Chinese virus: new case in Seoul. Fears of outbreak linked to Lunar New Year
by Wang Zhicheng

The victim is a 35-year-old woman who visited Wuhan, considered the epicenter of the infection. In addition to South Korea and China, there are infected in Japan and Thailand. Over 130 new infections and one more death in Wuhan. Infections revealed in Beijing, Shenzhen and Zhejiang. The fear of a new Sars.
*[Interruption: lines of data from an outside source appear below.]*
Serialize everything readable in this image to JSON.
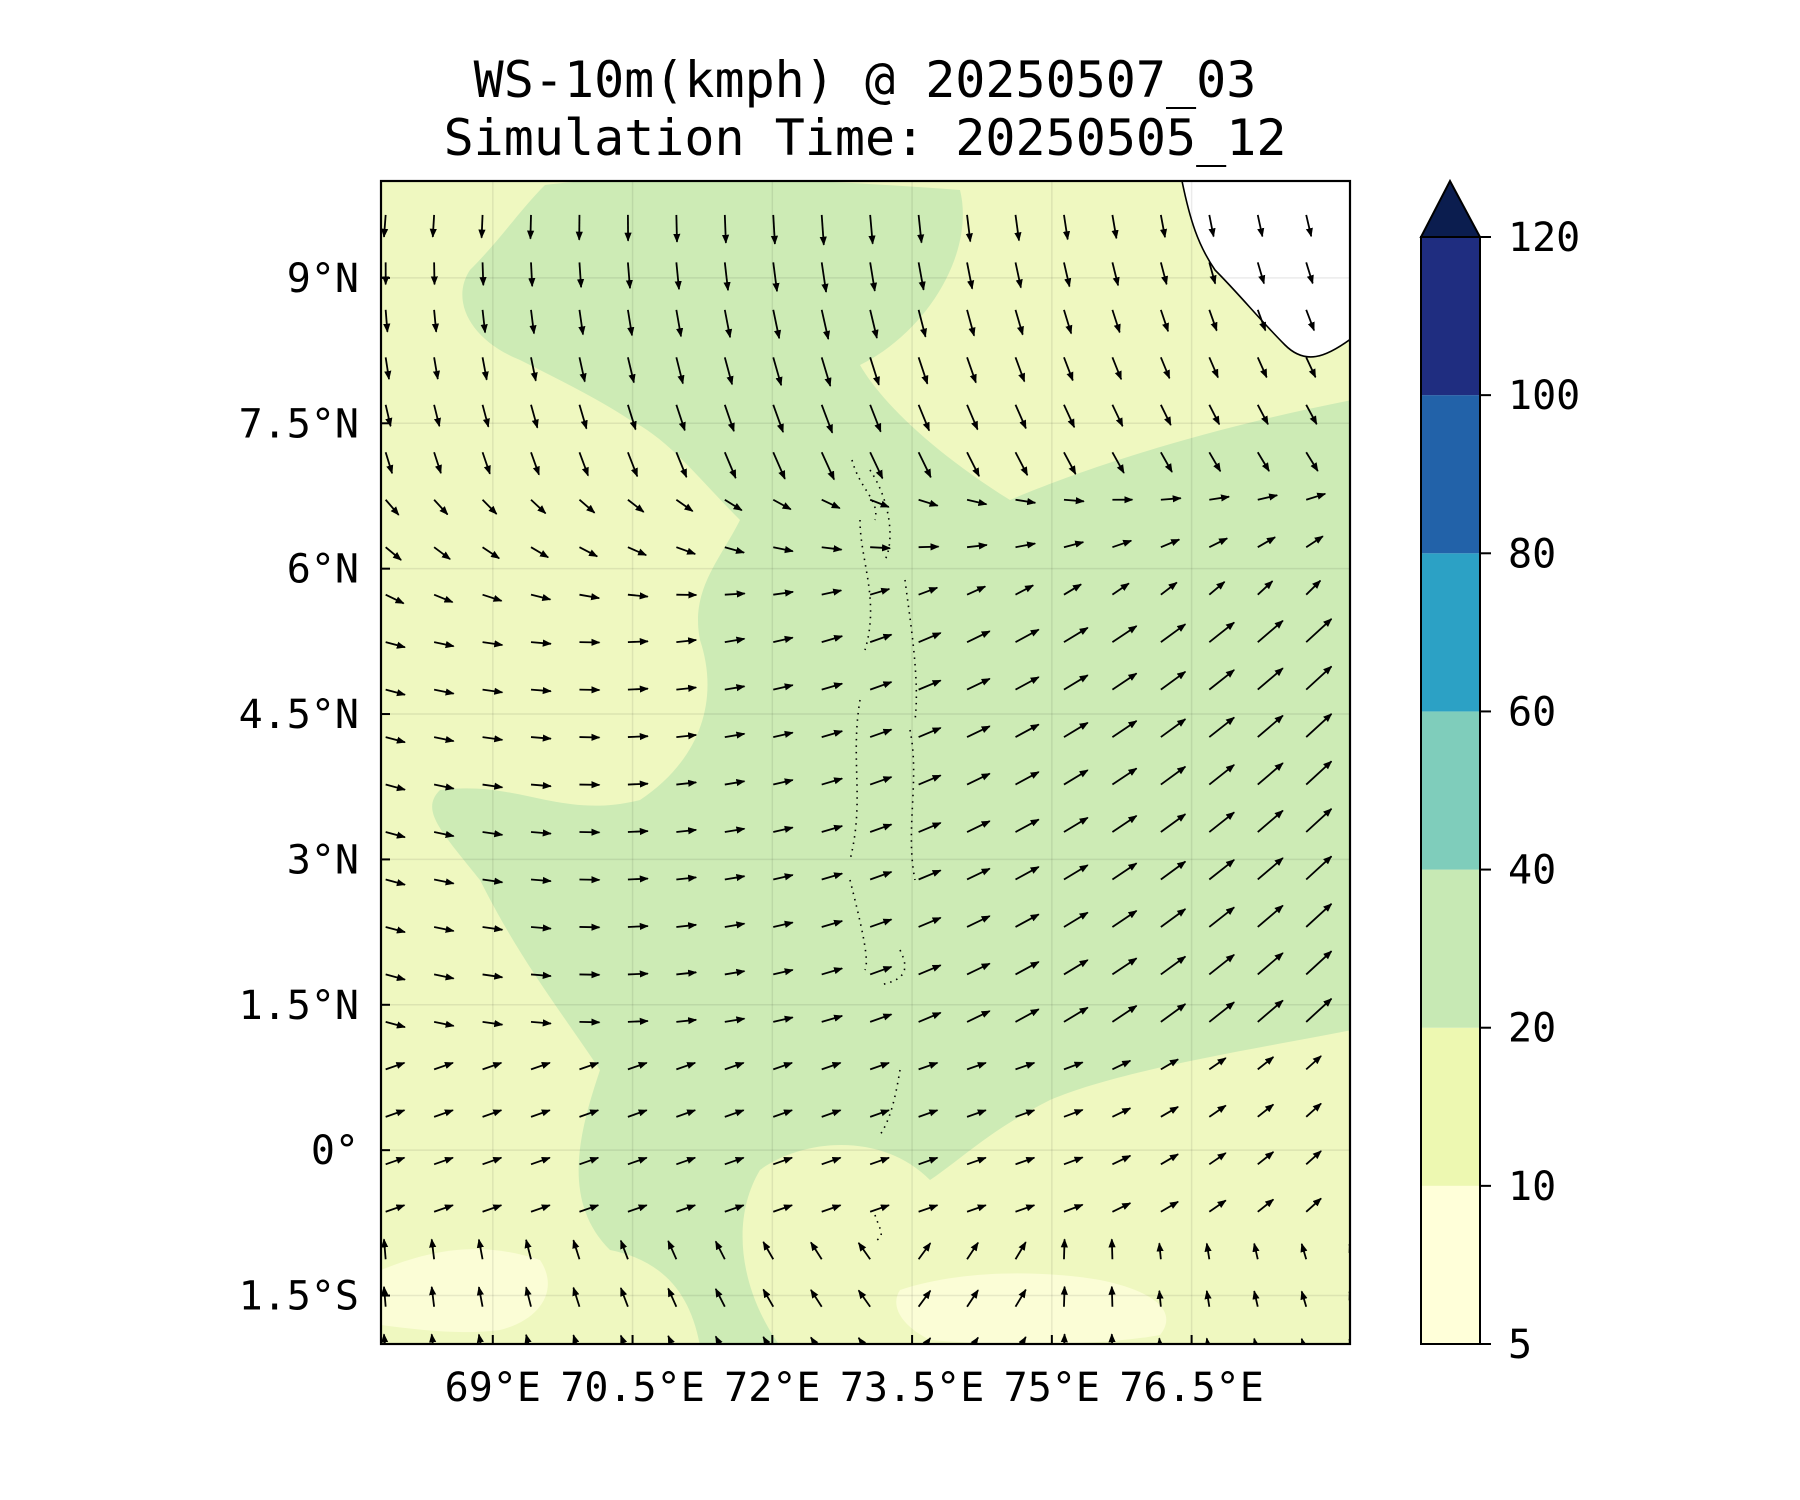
{
  "title": {
    "line1": "WS-10m(kmph) @ 20250507_03",
    "line2": "Simulation Time: 20250505_12"
  },
  "map": {
    "lon_range": [
      67.8,
      78.2
    ],
    "lat_range": [
      -2.0,
      10.0
    ],
    "x_ticks": [
      {
        "value": 69.0,
        "label": "69°E"
      },
      {
        "value": 70.5,
        "label": "70.5°E"
      },
      {
        "value": 72.0,
        "label": "72°E"
      },
      {
        "value": 73.5,
        "label": "73.5°E"
      },
      {
        "value": 75.0,
        "label": "75°E"
      },
      {
        "value": 76.5,
        "label": "76.5°E"
      }
    ],
    "y_ticks": [
      {
        "value": 9.0,
        "label": "9°N"
      },
      {
        "value": 7.5,
        "label": "7.5°N"
      },
      {
        "value": 6.0,
        "label": "6°N"
      },
      {
        "value": 4.5,
        "label": "4.5°N"
      },
      {
        "value": 3.0,
        "label": "3°N"
      },
      {
        "value": 1.5,
        "label": "1.5°N"
      },
      {
        "value": 0.0,
        "label": "0°"
      },
      {
        "value": -1.5,
        "label": "1.5°S"
      }
    ],
    "background_color": "#eff8c0",
    "zone_20_40_color": "#cdebb5",
    "zone_5_10_color": "#fbfdd6",
    "land_color": "#ffffff",
    "grid": true
  },
  "colorbar": {
    "levels": [
      "5",
      "10",
      "20",
      "40",
      "60",
      "80",
      "100",
      "120"
    ],
    "colors": [
      "#ffffd9",
      "#edf8b1",
      "#c7e9b4",
      "#7fcdbb",
      "#2ca1c5",
      "#2262a9",
      "#1f2d80"
    ],
    "extend_color": "#0b1d4f"
  }
}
Beijing (AsiaNews) - The South Korean authorities confirmed the presence of the first case of Chinese virus, originating in the city of Wuhan this morning). With the cases already reported in Japan and Thailand, it is feared that the virus, similar to Sars in creating breathing difficulties, will spread throughout Asia, especially at the lunar New Year. This is when hundreds of millions of Chinese go on vacation abroad or to return to their villages of origin, increasing the chances of infection.

The first patient in South Korea is a 35-year-old woman from Wuhan (Hubei), discovered at the airport with symptoms of fever and breathing difficulties. The woman was immediately placed in quarantine and checks were made on the passengers and crew who traveled with her. The woman had previously been to the hospital in Wuhan for these symptoms.

Meanwhile, Chinese authorities have confirmed that another person has died from the virus, bringing the official death toll to three. They also announced - for the first time - that there are infections in other areas of China. The National Health Commission revealed that two infected people were discovered in Beijing and one in Shenzhen. Other suspected cases, pending confirmation, are eight people in Shenzhen, quarantined, and five in Zhejiang.

Wuhan authorities said another 130 and more new infections were discovered last weekend, bringing the total to 198 in central China alone.

According to the World Health Organization, the virus may have originated in the seafood or animal market in Wuhan. Several experts say that there would  already be over 1700 infected in China alone.